🤖 AI Summary
Current large language models are constrained by context length, making it challenging to perform multi-hop reasoning and complex queries over enterprise-scale knowledge graphs. This work proposes a training-free, task-agnostic tool-augmented framework that introduces, for the first time, a minimal orthogonal set of graph operations, enabling general-purpose large language models to traverse graph structures in a sequential, transparent, and verifiable manner to accomplish multi-step reasoning. By integrating tool-call-driven graph traversal, decomposition of multi-hop queries, and retrieval-augmented generation, the approach substantially outperforms in-context reasoning on both synthetic and enterprise-like knowledge graphs. The performance gain becomes more pronounced with larger model scales, effectively mitigating the performance collapse commonly observed in traditional methods when handling complex queries.
📝 Abstract
The use of knowledge graphs for grounding agents in real-world Q&A applications has become increasingly common. Answering complex queries often requires multi-hop reasoning and the ability to navigate vast relational structures. Standard approaches rely on prompting techniques that steer large language models to reason over raw graph context, or retrieval-augmented generation pipelines where relevant subgraphs are injected into the context. These, however, face severe limitations with enterprise-scale KGs that cannot fit in even the largest context windows available today. We present GraphWalk, a problem-agnostic, training-free, tool-based framework that allows off-the-shelf LLMs to reason through sequential graph navigation, dramatically increasing performance across different tasks. Unlike task-specific agent frameworks that encode domain knowledge into specialized tools, GraphWalk equips the LLM with a minimal set of orthogonal graph operations sufficient to traverse any graph structure. We evaluate whether models equipped with GraphWalk can compose these operations into correct multi-step reasoning chains, where each tool call represents a verifiable step creating a transparent execution trace. We first demonstrate our approach on maze traversal, a problem non-reasoning models are completely unable to solve, then present results on graphs resembling real-world enterprise knowledge graphs.
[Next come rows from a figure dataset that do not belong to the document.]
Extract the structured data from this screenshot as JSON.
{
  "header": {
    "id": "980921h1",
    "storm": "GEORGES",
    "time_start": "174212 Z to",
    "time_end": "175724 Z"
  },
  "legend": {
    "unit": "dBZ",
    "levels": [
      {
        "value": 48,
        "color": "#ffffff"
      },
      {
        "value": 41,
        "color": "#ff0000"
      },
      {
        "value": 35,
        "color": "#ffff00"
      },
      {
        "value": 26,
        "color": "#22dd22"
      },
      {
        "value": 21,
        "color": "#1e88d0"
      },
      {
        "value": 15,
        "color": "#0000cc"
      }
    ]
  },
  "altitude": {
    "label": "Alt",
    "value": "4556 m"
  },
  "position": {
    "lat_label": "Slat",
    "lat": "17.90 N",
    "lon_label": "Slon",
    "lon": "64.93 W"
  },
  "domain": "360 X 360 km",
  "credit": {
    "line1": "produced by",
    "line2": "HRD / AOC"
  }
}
To isolate structural reasoning from world knowledge, we evaluate on entirely synthetic graphs with random, non-semantic labels. Our benchmark spans 12 query templates from basic retrieval to compound first-order logic queries. Results show that tool-based traversal yields substantial and consistent gains over in-context baselines across all model families tested, with gains becoming more pronounced as scale increases, precisely where in-context approaches fail catastrophically.